The timing couldn’t be better. As Apple’s operating system adoption continues to grow, attackers are increasingly taking aim at Mac OS X. So far in October, one new malware threat dubbed “iWorm” has emerged against OS X.
FireEye is adding support for Apple Mac OS X on its Network Security Prevention (NX) and Forensic Analysis (AX) platforms.
How the detection engine works is not directly tied to an OS X endpoint agent, according to Ivan Oprencak, director of product marketing at FireEye. “The solution today is a network traffic approach,” Oprencak told eWEEK. “So if you’re browsing the Web and download something with malware inside of it, that malware will go through our MVX [Multi-Vector Virtual Execution] engine to detonate it.”
The FireEye Multi-Vector Virtual Execution (MVX) technology leverages a secure virtual environment to inspect and analyze code for potential malware. If code is deemed to be suspicious and potentially malicious, it can be blocked.
“MVX will detonate the exploit inside of a virtual machine that is running on the NX platform,” Oprencak said.
That said, there is a plan on FireEye’s road map to provide an endpoint product for Mac OS X machines at some point in the future, he added.
FireEye has been testing its Mac support with beta customers and has seen some interesting initial results.
“There was no new malware discovered, but what we have detected is an average of 385 callbacks per customer, per month,” Oprencak said. “So there definitely was malware present.”

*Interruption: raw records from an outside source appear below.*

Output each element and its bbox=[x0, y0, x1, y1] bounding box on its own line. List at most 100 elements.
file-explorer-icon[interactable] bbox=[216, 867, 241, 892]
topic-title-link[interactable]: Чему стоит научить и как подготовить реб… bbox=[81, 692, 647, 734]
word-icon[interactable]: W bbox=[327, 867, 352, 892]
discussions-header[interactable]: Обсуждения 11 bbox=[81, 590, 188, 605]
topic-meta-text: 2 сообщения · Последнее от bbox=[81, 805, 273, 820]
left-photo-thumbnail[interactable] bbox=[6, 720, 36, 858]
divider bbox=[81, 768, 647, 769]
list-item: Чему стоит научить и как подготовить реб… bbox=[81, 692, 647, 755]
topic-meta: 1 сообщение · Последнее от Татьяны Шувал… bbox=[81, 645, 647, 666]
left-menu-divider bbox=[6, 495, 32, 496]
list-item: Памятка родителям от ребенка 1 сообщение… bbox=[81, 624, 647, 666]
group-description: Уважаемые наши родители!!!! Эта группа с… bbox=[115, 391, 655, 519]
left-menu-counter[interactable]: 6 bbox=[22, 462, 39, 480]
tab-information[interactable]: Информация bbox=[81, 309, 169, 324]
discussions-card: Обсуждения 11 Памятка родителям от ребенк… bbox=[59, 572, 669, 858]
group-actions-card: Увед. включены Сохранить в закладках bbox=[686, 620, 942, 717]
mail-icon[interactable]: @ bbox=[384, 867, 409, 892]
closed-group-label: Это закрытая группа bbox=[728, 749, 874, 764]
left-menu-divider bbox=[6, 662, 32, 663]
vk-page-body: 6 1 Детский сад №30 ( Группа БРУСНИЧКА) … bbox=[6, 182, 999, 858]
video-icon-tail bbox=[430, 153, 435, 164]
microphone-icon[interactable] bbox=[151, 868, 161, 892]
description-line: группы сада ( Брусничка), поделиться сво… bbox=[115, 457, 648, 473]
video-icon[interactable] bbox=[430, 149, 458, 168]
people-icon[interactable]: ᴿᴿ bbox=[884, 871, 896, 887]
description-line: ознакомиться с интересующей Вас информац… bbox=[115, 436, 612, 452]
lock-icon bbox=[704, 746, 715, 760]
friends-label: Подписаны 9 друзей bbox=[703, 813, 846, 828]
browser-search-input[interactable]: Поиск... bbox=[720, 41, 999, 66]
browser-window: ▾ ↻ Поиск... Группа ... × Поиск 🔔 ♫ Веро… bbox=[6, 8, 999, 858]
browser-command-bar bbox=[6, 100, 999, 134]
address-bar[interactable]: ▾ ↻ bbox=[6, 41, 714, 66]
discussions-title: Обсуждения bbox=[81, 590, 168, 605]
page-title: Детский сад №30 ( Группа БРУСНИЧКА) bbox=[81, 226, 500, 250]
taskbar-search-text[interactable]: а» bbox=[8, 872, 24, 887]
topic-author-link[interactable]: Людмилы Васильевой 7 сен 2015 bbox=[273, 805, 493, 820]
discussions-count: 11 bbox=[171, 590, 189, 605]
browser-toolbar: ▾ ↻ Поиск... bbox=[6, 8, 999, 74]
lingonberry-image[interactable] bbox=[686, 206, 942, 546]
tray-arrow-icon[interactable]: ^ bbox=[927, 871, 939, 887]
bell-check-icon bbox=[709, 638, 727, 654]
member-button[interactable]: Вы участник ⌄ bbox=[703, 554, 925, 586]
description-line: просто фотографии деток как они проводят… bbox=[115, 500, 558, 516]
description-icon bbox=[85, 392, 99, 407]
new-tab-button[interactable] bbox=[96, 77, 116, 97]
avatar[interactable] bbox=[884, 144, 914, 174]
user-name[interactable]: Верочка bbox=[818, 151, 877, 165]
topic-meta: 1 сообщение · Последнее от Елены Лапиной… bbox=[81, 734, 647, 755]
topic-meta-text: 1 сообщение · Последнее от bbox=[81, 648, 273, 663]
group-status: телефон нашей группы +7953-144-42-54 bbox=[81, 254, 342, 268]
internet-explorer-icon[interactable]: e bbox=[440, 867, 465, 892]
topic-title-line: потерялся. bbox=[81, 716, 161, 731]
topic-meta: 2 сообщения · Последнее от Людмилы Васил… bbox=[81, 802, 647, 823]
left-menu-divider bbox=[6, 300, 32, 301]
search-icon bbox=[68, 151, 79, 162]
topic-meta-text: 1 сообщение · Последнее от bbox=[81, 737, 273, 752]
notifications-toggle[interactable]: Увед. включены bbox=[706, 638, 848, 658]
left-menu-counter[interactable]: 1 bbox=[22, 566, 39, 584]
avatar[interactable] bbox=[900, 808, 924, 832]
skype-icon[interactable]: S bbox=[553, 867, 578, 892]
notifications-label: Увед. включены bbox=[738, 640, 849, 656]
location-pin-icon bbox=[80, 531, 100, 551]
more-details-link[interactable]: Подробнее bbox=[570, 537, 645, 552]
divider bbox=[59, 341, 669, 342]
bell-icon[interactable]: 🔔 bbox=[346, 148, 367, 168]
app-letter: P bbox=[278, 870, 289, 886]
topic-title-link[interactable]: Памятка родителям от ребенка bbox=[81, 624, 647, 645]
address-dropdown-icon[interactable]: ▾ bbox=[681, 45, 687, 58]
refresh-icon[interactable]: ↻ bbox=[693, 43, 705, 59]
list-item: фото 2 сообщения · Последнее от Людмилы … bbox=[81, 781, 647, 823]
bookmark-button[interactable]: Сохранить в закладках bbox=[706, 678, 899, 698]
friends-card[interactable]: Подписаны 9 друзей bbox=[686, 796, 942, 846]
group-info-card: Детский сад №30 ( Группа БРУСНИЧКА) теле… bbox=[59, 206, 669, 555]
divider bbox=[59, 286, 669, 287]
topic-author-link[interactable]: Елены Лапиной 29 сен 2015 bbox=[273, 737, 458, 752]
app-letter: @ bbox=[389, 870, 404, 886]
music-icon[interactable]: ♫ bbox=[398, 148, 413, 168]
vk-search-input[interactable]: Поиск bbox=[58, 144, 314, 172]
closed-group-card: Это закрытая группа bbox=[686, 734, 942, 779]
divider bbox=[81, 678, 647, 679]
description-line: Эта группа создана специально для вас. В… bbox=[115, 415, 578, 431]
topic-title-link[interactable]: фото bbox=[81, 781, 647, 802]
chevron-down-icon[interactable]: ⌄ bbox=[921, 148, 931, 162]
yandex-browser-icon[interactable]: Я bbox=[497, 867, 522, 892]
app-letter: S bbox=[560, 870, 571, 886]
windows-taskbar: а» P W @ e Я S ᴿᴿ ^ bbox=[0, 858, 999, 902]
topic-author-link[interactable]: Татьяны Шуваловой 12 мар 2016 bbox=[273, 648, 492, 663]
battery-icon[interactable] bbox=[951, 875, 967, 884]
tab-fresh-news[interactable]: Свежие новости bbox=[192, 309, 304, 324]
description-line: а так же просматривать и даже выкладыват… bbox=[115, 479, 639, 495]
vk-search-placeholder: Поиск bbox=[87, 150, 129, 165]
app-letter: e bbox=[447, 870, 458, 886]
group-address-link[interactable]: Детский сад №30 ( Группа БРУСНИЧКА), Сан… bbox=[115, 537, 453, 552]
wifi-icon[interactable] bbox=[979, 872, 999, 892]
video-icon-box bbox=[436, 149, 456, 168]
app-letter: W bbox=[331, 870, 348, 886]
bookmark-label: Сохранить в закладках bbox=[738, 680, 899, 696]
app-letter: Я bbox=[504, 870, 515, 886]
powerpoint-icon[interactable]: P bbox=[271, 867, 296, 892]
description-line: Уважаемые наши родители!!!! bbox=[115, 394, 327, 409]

Callbacks are indicators of compromise, as the Macs were attempting to connect into some form of botnet command and control system, he said. For the most part, the malware that FireEye detected on its beta customers’ systems were all variants of the Mac Flashback Trojan.
Mac Flashback first emerged in 2012 as a Java-related exploit that at one point affected half a million Apple OS X users.
With support for Mac in the FireEye technology platform, Oprencak expects that more zero-days will now be discovered in OS X.
FireEye has a solid working relationship with Microsoft that it has used over the years to collaborate on issues affecting Windows users. The expectation is now to have a similar relationship with Apple.
“Our plan is to do the same thing we do with Microsoft, but Microsoft is fairly used to getting these kinds of reports,” Oprencak said. “It’s not clear yet how Apple will react.”